The American College of Sports Medicine recommends that everyone engage in “20 to 60 minutes of continuous aerobic activity” about three times a week. 20 to 30 minutes of these minutes should include more rigorous exercise if you’re used to harder workouts in the past. The ACSP notes that the goal is different for those who are “largely unconditioned,” as these people may need “several short sessions per week” – less than ten minutes at a time, three to five times a week.

This is just a general basis for restoring your fitness, and the starting point is different for everyone. The point is, you need to start out slowly – whatever “slow” means, depending on your athletic history and comfort – and re-acclimate your body and muscles to the tension.

If you’re lifting weights or trying to get back to your favorite wind sprint program, don’t try to train to your max until at least the third week post-workout. As the Cleveland Clinic notes , you run the risk of muscle injury if you are not careful in the early days of your return:

It can make you uncomfortable on the days after your workout or open the door to muscle injury. It’s best to start low to build endurance and retrain your muscles.

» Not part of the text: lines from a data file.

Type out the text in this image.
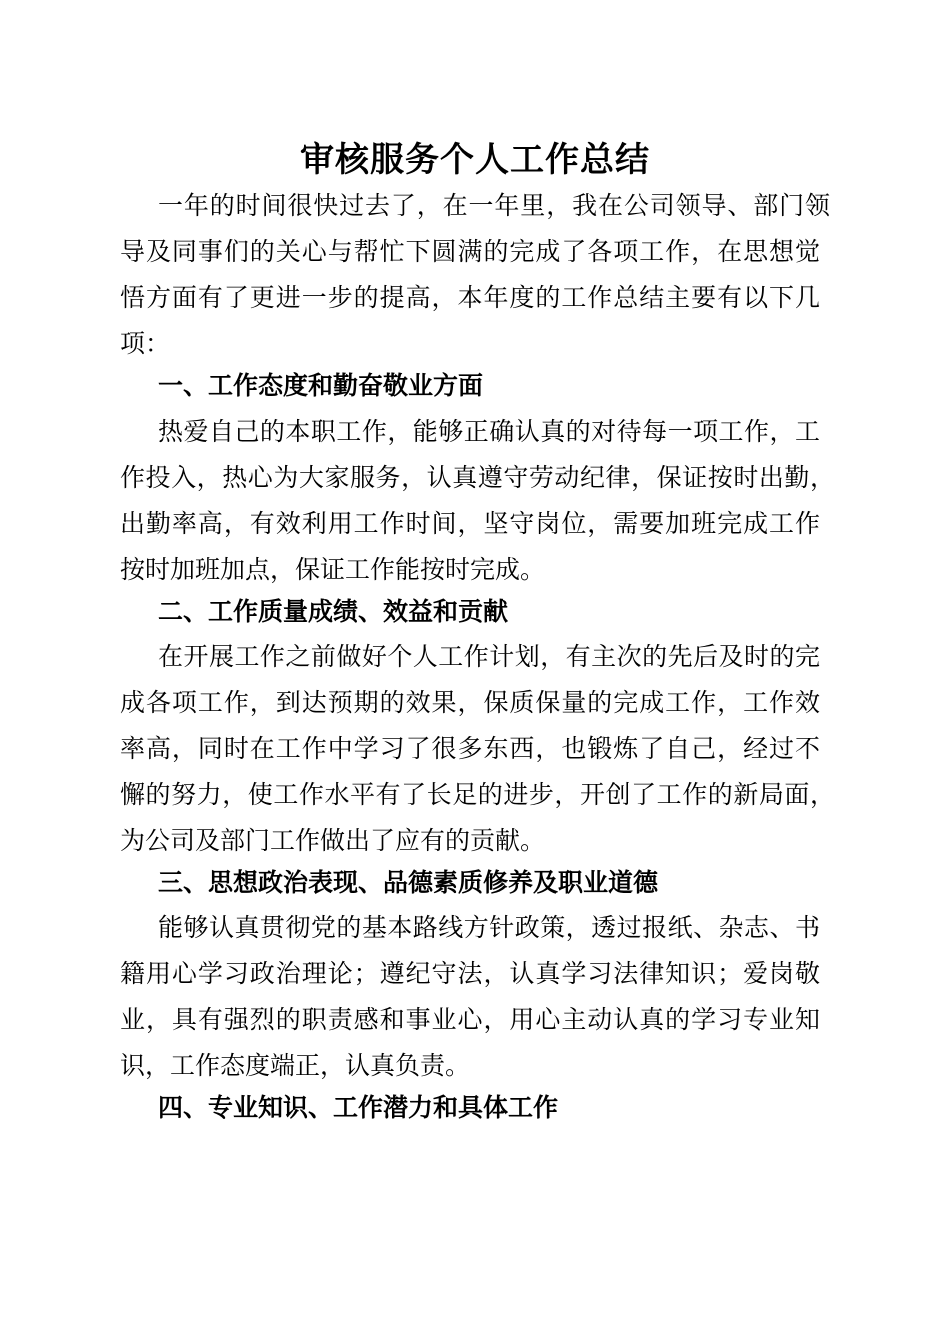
审核服务个人工作总结
一年的时间很快过去了，在一年里，我在公司领导、部门领
导及同事们的关心与帮忙下圆满的完成了各项工作，在思想觉
悟方面有了更进一步的提高，本年度的工作总结主要有以下几
项：
一、工作态度和勤奋敬业方面
热爱自己的本职工作，能够正确认真的对待每一项工作，工
作投入，热心为大家服务，认真遵守劳动纪律，保证按时出勤，
出勤率高，有效利用工作时间，坚守岗位，需要加班完成工作
按时加班加点，保证工作能按时完成。
二、工作质量成绩、效益和贡献
在开展工作之前做好个人工作计划，有主次的先后及时的完
成各项工作，到达预期的效果，保质保量的完成工作，工作效
率高，同时在工作中学习了很多东西，也锻炼了自己，经过不
懈的努力，使工作水平有了长足的进步，开创了工作的新局面，
为公司及部门工作做出了应有的贡献。
三、思想政治表现、品德素质修养及职业道德
能够认真贯彻党的基本路线方针政策，透过报纸、杂志、书
籍用心学习政治理论；遵纪守法，认真学习法律知识；爱岗敬
业，具有强烈的职责感和事业心，用心主动认真的学习专业知
识，工作态度端正，认真负责。
四、专业知识、工作潜力和具体工作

Another good way to think about this: rate the difficulty of your workouts on a scale of 1-10. When you first start out — for the first two weeks — don’t go above four. After that, gradually increase the intensity once or twice a week.

Set reasonable expectations

This is especially difficult for me. When I return to the sport that I have trained my entire adult life, I expect that I will immediately perform at the level to which I am accustomed . But after a long break – especially in such an intellectual sport as jiu-jitsu – this is basically impossible.

In assessing your expectations, you need to take care not only of your body, but also of your mind. The only thing that works against you is the pressure you put on yourself, which is counterproductive; if you get close to getting back into shape with real consistency, you will eventually see results. It’s important to look at this as a long-term project and not think that success depends on instant improvement.

As personal trainer Greg Pignataro told Ladders , small triumphs don’t seem so big at first, but you’ll notice the progress as a cumulative effect:

For example, striving to increase the weight that you can successfully lift for a given exercise by five pounds a week may not seem like a lot, but over the course of a few months or a year, it makes a huge difference.

To take care

Most of us will not or cannot devote as much time as would be ideal for keeping fit. We can spend most of the day at the computer, manipulating the countless demands of life with our workouts. With this in mind, it’s important to remember the basics: stay hydrated , stretch, and warm up after your workout.

Depending on your ideal fitness level, you probably want to choose dynamic or static stretching. Dynamic stretching emphasizes activity and movement; they are primarily designed to help the body through intense stress, and research shows that they are great for maintaining flexibility and strength.

Static stretching is probably what you’re more used to, as it involves bending over and touching your toes or standing on one leg and pulling your foot back toward your glutes to stretch your quads. It is suitable for light workouts as well as warm-up after a more strenuous workout.

One of the universal rules for restoring shape is a process in which physical, spiritual and mental factors are necessarily combined. It will take you a while to immerse yourself in the course of events again, but in the end you will be glad you put in the effort.